Logging & Monitoring System Design | ELK, Prometheus & Observability

The Logging Pipeline (ELK/EFK)

Logs must be shipped off the server immediately. They are ephemeral on the node but permanent in the archive.

App
(STDOUT)

→

Collector
(Fluentd/Filebeat)

→

Buffer
(Kafka/Redis)

→

Indexer
(Elasticsearch)

→

UI
(Kibana)

*The "Buffer" layer is optional but recommended for high-volume systems to handle backpressure.
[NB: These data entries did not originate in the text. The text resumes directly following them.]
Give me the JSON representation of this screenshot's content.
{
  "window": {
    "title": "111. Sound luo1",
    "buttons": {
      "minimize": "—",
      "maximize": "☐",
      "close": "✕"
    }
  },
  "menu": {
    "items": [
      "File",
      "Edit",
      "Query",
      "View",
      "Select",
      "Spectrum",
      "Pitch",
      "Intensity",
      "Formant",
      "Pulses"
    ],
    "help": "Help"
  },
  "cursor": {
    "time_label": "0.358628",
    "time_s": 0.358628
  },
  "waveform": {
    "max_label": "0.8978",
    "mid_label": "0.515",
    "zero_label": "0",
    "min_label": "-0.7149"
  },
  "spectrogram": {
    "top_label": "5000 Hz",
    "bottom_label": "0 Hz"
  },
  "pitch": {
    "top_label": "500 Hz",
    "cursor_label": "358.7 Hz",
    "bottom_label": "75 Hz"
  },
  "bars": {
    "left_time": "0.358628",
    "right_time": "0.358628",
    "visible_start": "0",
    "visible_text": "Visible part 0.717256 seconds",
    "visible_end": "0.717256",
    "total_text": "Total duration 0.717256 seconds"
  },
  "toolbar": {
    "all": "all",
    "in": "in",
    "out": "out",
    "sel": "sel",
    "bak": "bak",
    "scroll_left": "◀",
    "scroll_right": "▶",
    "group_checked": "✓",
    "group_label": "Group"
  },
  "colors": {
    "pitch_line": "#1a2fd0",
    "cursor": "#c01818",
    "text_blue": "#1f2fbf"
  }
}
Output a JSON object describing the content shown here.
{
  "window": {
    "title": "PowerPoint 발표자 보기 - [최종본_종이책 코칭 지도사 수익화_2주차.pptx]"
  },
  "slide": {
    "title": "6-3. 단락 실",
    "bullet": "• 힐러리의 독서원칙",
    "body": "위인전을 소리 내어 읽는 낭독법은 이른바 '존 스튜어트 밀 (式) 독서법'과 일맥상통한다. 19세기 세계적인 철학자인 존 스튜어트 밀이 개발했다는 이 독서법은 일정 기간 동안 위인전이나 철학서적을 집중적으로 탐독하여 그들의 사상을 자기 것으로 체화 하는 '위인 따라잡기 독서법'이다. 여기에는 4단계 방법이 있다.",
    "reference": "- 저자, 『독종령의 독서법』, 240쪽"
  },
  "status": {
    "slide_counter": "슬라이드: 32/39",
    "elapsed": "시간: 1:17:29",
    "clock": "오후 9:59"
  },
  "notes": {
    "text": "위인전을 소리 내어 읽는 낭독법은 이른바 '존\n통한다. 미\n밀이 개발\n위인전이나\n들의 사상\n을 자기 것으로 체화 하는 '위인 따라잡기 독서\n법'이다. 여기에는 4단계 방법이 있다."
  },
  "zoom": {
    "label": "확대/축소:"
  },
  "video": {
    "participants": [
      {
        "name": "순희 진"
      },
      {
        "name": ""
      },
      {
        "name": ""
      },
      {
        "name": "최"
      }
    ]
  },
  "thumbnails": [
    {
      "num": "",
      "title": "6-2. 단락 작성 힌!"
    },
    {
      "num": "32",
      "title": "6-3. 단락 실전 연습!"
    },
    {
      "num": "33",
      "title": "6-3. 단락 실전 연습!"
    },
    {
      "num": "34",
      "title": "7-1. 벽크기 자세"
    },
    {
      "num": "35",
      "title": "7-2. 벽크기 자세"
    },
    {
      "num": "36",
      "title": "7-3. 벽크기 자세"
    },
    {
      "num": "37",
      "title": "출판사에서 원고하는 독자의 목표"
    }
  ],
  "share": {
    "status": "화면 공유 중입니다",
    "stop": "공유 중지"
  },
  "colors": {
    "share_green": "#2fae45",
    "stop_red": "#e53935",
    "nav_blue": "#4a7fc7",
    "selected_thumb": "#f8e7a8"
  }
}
Start with Structured Logging

Do NOT log plain text strings. Log **JSON**. Machines cannot parse "Error: User 123 failed". They can parse `{"level":"error", "user_id":123}`.

❌ Bad (Unstructured)

[2023-10-05 10:00:01] ERROR Payment failed for user 555. Reason: Timeout.

✅ Good (JSON/Structured)

{ "timestamp": "2023-10-05T10:00:01Z", "level": "ERROR", "event": "payment_failed", "user_id": 555, "reason": "timeout", "service": "billing-service" }

# Python Implementation (Structlog)
import structlog

log = structlog.get_logger()

# This produces JSON automatically
log.error("payment_failed", 
          user_id=555, 
          reason="timeout", 
          amount=99.00)

Collection Patterns: DaemonSet vs Sidecar

Pattern	Description	Pros	Cons
DaemonSet (Node Agent)	One collector (e.g., Fluent Bit) per Node. Reads all container logs from `/var/log`.	Resource efficient (1 agent per node).	Hard to customize parsing per app.
Sidecar	Dedicated collector container inside each Pod.	Full isolation. Custom parsing logic per app.	High resource usage (N agents).

The 3 Long Pillars of Observability

📜 Logs

Discrete events. "What happened?"
(e.g., Error stacktrace)

📈 Metrics

Aggregatable numbers. "Is it healthy?"
(e.g., CPU, Req/sec)

🧭 Traces

Request journey. "Where is the latency?"
(e.g., Span across microservices)

Summary

ELK Stack: Elastic (Store), Logstash (Process), Kibana (View). The industry standard.
Format: Always use JSON structured logging to enable powerful querying (e.g., `user_id:555`).
Context: Using Correlation IDs (Trace IDs) is the only way to debug microservices.